I knew Helen had gone too far; I knew before I saw on the prince’s face that she had gone too far. There was a hint of mockery in her tone and he picked it up immediately. His face darkened.
Oh, why did she turn this hard heart of hers to the world? I didn’t know.
Mr. Waters said, “You can’t be expected to do all H.R.H. does and write silly letters to all those folk who want him to write to them.”
The prince looked ready to say something, but Mr. Waters kept going. “What we need to focus on is the tour and what it’s about, and H.R.H. is the only one of us who’s doing that properly.”
“Well said,” Dickie chimed in. “Come on, David, let’s get ourselves something to drink.”
The look on the prince’s face was hard to read now. He didn’t look angry, as I would have expected. If anything, he looked sad. Dickie stood and they walked off together. If I hadn’t known he was the prince, I’d have said he was about to cry.
“I’m so sorry,” Helen said to Mr. Waters after the prince and his cousin had gone. “I just didn’t think.”
“Well, you need to start thinking,” Mr. Waters said, getting up to follow the prince and his cousin. “Because I have enough on my plate without you upsetting him like that. You know what’s happened with Freda.” He walked away.
I found Helen on the main deck in one of the chairs, her legs curled up beneath her, looking at the moon reflected on the sea.

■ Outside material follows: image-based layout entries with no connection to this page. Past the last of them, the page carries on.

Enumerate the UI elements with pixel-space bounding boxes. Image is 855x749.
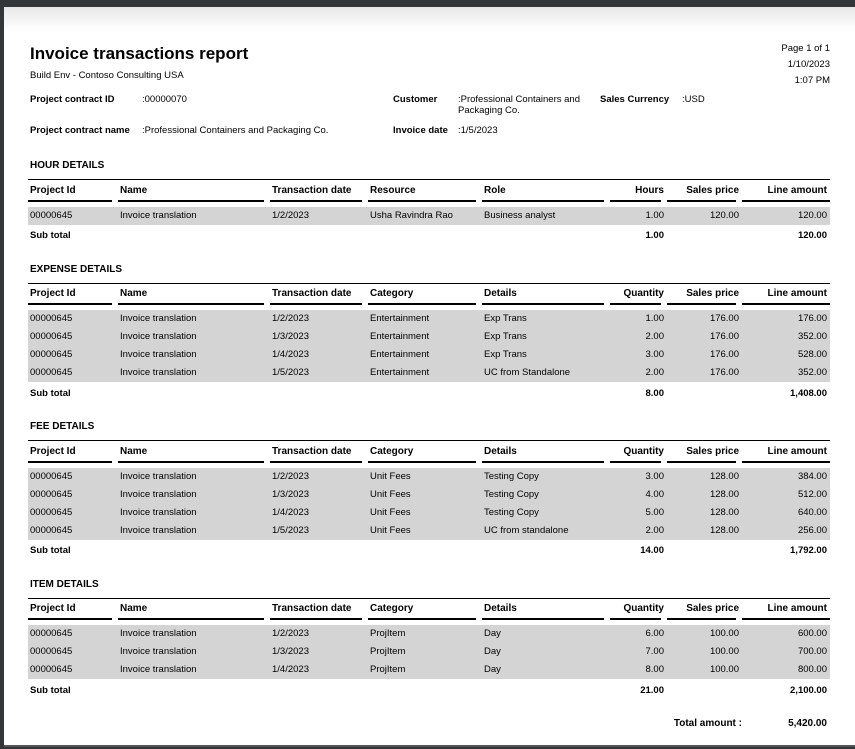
table-cell: 100.00 — [667, 643, 742, 661]
table-cell: 3.00 — [610, 346, 667, 364]
table-cell: Unit Fees — [368, 468, 482, 486]
table-cell: 00000645 — [28, 468, 118, 486]
column-header: Project Id — [28, 598, 118, 620]
customer-value: :Professional Containers and Packaging Co. — [458, 94, 580, 116]
subtotal-value: 120.00 — [797, 230, 827, 241]
table-cell: 1/3/2023 — [270, 328, 368, 346]
empty-cell — [368, 225, 482, 243]
table-cell: 5.00 — [610, 504, 667, 522]
table-cell: Unit Fees — [368, 504, 482, 522]
table-cell: 2.00 — [610, 328, 667, 346]
table-cell: 1/2/2023 — [270, 468, 368, 486]
empty-cell — [270, 225, 368, 243]
empty-cell — [667, 382, 742, 400]
table-cell: 640.00 — [742, 504, 830, 522]
table-cell: 120.00 — [742, 207, 830, 225]
table-cell: Invoice translation — [118, 468, 270, 486]
table-cell: 1/2/2023 — [270, 625, 368, 643]
column-header: Sales price — [667, 598, 742, 620]
table-cell: 3.00 — [610, 468, 667, 486]
column-header: Quantity — [610, 598, 667, 620]
invoice-date-value: :1/5/2023 — [458, 125, 498, 136]
report-date: 1/10/2023 — [787, 59, 830, 70]
empty-cell — [482, 225, 610, 243]
table-cell: 00000645 — [28, 328, 118, 346]
table-cell: Unit Fees — [368, 522, 482, 540]
sales-currency-value: :USD — [682, 94, 705, 105]
table-cell: Day — [482, 661, 610, 679]
table-cell: 00000645 — [28, 643, 118, 661]
table-row — [28, 661, 830, 679]
table-cell: UC from standalone — [482, 522, 610, 540]
table-cell: Invoice translation — [118, 310, 270, 328]
table-cell: 700.00 — [742, 643, 830, 661]
customer-label: Customer — [393, 94, 438, 105]
table-row — [28, 504, 830, 522]
column-header: Project Id — [28, 180, 118, 202]
table-cell: 176.00 — [667, 346, 742, 364]
report-subtitle: Build Env - Contoso Consulting USA — [30, 70, 184, 81]
table-cell: UC from Standalone — [482, 364, 610, 382]
table-cell: 2.00 — [610, 522, 667, 540]
empty-cell — [368, 382, 482, 400]
subtotal-label: Sub total — [30, 545, 71, 556]
report-header — [30, 7, 830, 86]
column-header: Quantity — [610, 441, 667, 463]
empty-cell — [368, 540, 482, 558]
column-header: Transaction date — [270, 598, 368, 620]
table-cell: Usha Ravindra Rao — [368, 207, 482, 225]
table-cell: Exp Trans — [482, 346, 610, 364]
table-cell: Entertainment — [368, 328, 482, 346]
table-cell: 100.00 — [667, 661, 742, 679]
column-header: Sales price — [667, 441, 742, 463]
table-row — [28, 486, 830, 504]
table-cell: Day — [482, 625, 610, 643]
table-cell: Exp Trans — [482, 310, 610, 328]
table-row — [28, 207, 830, 225]
table-cell: 1/4/2023 — [270, 346, 368, 364]
subtotal-value: 2,100.00 — [790, 684, 827, 696]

She had been crying, I was sure.
“I don’t think Mr. Waters meant to be harsh,” I said.
“Of course he didn’t,” she said. “It wouldn’t even enter his head that it would bother me. But we can’t possibly hurt David’s feelings because that would be the end of the world.”
“The prince did look upset at what you said.”
“Yes, he did.” She sighed.
“And maybe it was a bit mean,” I said.
“He’s a prince who doesn’t read books. I don’t think it’s necessarily poor form to point that out.”
“He did seem more upset than it warranted. You only really told him he should read, and let’s face it, he probably should if he’s going to be King.”
She smiled weakly. “Exactly. I think he thinks I find him inferior, and perhaps I do. He knows he’s not Rupert. He’s not Rupert’s bootstrap. That’s what really rankles him probably.”
“But he’s so marvelous with the soldiers, with everyone.”
“Yes, but it’s only half of the sky that is the Prince of Wales,” Helen said.
She sobbed then and it was such a heartfelt sob.
“Maddie, it’s no use.”
“What’s no use?”
“Rupert and me. It’s too hard for us.”
“But he loves you, Helen. I know he does, and you love him.”
“Well, maybe he does, and maybe I do, but it won’t be enough.”
“Because of the prince?”
“Yes, that, and what happened.”
“What did happen? He says he asked you to marry him and you refused.”
“He told you that?”
I nodded.
She sighed heavily. “Could we just sit here together and watch the night?”
I nodded again, not daring to break her reverie, caring deeply for my friend and also hoping she might tell me more.
If I’d wanted to help Mr. Waters and Helen, I’d have done well to study Wuthering Heights or Jane Eyre a bit more thoroughly, for love is never so simple as it is in penny romances.
Helen didn’t tell me the truth that night. She didn’t tell me until much later, and by then it was too late to help them, too late to help any of us.